SPRINGDALE -- The City Council approved the name of a future park Tuesday and drainage improvement for a street.

The City Council unanimously voted to name a 120-acre park Shaw Family Park in honor of late business leader Willis Dean Shaw and his family, who donated $488,000 toward the park's creation. Willis Shaw founded Willis Shaw Express in 1938.

Park name

Shaw Family Park will feature wide open spaces, ponds, a primary trail system that moves throughout the park, a woodland trail in a forest area, a play and splash pad area, restrooms, community room, dog park, tennis courts and adult softball field with restrooms and concession area.

Source: Staff report

"The next step is to set up a public meeting so that residents can come out and look at [plans for] the park," said Mayor Doug Sprouse.

A site at the corner of Ball Road and West Downum Road in the city's northwest corner has been designated as the park's location. The location is a nature park, Melissa Reeves, the city's public relations director, said last week.

The park will have large open fields and a botanic garden feeling rather than be filled with athletic fields, Bill Mock, the Parks and Recreation director, said last week.

The city hasn't set a budget for the park yet, but Wyman Morgan, city administrative and financial services director, anticipates the park will cost between $10 million and $15 million.

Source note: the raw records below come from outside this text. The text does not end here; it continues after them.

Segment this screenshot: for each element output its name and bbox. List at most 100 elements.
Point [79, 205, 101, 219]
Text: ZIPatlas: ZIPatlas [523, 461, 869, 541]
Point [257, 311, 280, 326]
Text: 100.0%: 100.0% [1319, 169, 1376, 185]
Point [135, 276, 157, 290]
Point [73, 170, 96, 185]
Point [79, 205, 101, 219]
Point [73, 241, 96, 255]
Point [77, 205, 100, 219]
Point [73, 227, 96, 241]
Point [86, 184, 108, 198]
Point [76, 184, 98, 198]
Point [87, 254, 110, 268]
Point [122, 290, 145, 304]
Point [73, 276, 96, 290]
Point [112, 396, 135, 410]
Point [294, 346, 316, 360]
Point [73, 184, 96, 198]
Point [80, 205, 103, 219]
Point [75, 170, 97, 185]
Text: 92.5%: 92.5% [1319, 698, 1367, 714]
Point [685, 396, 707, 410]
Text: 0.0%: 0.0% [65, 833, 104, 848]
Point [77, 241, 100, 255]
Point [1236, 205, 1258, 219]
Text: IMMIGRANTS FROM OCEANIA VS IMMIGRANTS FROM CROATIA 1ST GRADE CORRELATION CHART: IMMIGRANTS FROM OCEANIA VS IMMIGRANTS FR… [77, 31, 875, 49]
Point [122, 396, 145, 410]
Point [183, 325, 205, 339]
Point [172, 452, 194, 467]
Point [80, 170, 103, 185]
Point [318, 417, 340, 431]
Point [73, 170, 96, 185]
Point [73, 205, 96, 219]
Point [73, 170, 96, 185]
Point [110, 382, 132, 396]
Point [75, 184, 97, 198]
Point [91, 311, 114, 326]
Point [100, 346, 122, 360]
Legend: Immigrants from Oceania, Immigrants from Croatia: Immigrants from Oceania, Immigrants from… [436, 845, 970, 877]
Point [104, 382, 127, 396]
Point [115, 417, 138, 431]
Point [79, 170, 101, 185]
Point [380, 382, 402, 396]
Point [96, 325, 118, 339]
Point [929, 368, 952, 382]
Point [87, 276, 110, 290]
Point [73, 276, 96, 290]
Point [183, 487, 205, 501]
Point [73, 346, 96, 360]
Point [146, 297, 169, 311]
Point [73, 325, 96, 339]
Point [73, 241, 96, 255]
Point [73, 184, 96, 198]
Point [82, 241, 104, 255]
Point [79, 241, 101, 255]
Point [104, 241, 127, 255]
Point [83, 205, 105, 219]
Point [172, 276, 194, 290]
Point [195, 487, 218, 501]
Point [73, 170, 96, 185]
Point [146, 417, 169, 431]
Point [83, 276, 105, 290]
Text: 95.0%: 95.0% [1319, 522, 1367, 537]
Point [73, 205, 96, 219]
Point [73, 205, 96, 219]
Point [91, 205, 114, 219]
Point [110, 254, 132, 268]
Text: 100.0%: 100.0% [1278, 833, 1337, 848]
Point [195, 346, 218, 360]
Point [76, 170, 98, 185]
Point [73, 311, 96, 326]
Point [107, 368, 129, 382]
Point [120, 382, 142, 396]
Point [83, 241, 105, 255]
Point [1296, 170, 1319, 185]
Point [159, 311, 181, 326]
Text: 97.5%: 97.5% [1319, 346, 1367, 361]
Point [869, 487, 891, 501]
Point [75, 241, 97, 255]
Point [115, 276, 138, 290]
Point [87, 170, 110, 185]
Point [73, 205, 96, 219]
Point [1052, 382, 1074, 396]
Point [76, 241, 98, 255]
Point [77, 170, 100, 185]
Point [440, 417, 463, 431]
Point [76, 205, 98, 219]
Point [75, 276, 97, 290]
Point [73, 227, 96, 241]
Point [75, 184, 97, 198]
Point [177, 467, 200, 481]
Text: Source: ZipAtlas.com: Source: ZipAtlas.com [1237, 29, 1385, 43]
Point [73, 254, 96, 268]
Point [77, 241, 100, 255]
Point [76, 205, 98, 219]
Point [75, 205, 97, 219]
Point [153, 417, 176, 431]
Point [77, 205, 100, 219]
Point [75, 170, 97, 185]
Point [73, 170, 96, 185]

City leaders hope to pay for the park with a 2018 bond issue.

Morgan thinks residents will be asked to vote on the issue in February or March next year. The park is among many projects in the bond issue, which also will likely include a criminal justice complex, new animal shelter, two to three new fire stations and road improvement, Morgan said in July.

The bond would be a continuation of a sales tax the city levied in 2004 to pay for $105 million in road improvements, Morgan said.

The council also approved drainage improvement to the area where North Lowell Road connects to Randall Wobbe Lane.

"There has been an issue with drainage on Lowell Road for some time, and Multi-Craft approached the City Council last week at their committee meeting with an offer to team up to fix the drainage program," Reeves said.

Sprouse said that part of Lowell Road has had flooding problems. He said sidewalk improvements will also be made.

The city's contribution to the project will not exceed $239,563, according to the resolution in the meeting's agenda packet.